Lastly, I want to talk about the state of hackathons from my perspective. As might have gone through your mind, what actually is happening during these hackathons? Well, from my perspective, there wasn't much actual learning. Shipping fast is the name of the game, and much of this was simply waiting for Claude to finish outputting and start the next prompt. The API implementation was not working properly during the demo due to the time crunch and what needed to be fulfilled in the presentation. Projects, I have been told, can really help one stand out when in the employment process, but all these taught me was creating solutions and implementing rapidly (as a skill that is worth value but cannot stand in for pure technical abilities).
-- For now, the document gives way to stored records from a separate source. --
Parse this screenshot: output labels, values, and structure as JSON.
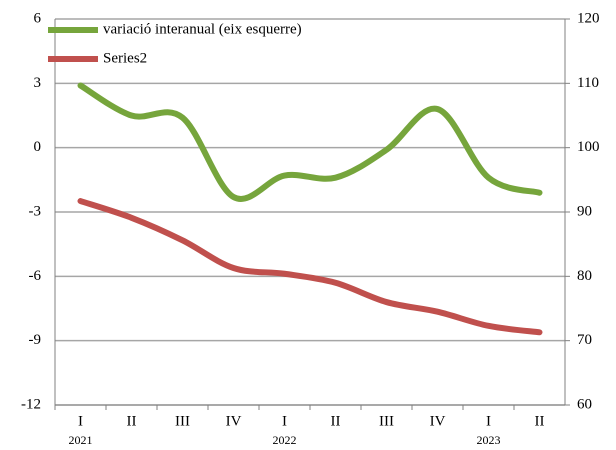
{
  "chart_data": {
    "type": "line",
    "categories": [
      "I",
      "II",
      "III",
      "IV",
      "I",
      "II",
      "III",
      "IV",
      "I",
      "II"
    ],
    "years": [
      "2021",
      null,
      null,
      null,
      "2022",
      null,
      null,
      null,
      "2023",
      null
    ],
    "series": [
      {
        "name": "variació interanual (eix esquerre)",
        "color": "#76a53c",
        "values": [
          2.9,
          1.5,
          1.4,
          -2.3,
          -1.3,
          -1.4,
          -0.1,
          1.8,
          -1.4,
          -2.1
        ]
      },
      {
        "name": "Series2",
        "color": "#c0504d",
        "axis": "y2",
        "values": [
          91.7,
          89.1,
          85.6,
          81.3,
          80.4,
          79.0,
          76.0,
          74.5,
          72.3,
          71.3
        ]
      }
    ],
    "ylim": [
      -12,
      6
    ],
    "yticks": [
      -12,
      -9,
      -6,
      -3,
      0,
      3,
      6
    ],
    "y2lim": [
      60,
      120
    ],
    "y2ticks": [
      60,
      70,
      80,
      90,
      100,
      110,
      120
    ],
    "grid": true,
    "legend": "top-left"
  }
}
I am not saying that Claude and tools like this are not the future because I can clearly see their use and potential, I am just saying for learning anything technical this is not the spot to do that, which meant that when my usage ran out during the hackathon, I had to stop monitoring Claude's generated code because typing by hand was going to be insufficient. I wonder what companies of these large language models (LLM) and coding agents have their engineers do since they probably use AI to help build these products. I assume what separates them is the responsibility of knowing what is being generated and being able to speak up if a problem arises. Some fixes that could improve on this genre of hackathon is having engineers reviewing code quality to help young builders steer in the right direction.

Overall, my mindset from this hackathon has shifted to being able to understand my personal projects code because these are ideas I started with passion and because prompting is for everyone, but knowledge is for those who desire it.

Claude Builder Club hackathon at Georgia Tech
Thinking hat is Claude merch, surrounded by codebase and web app.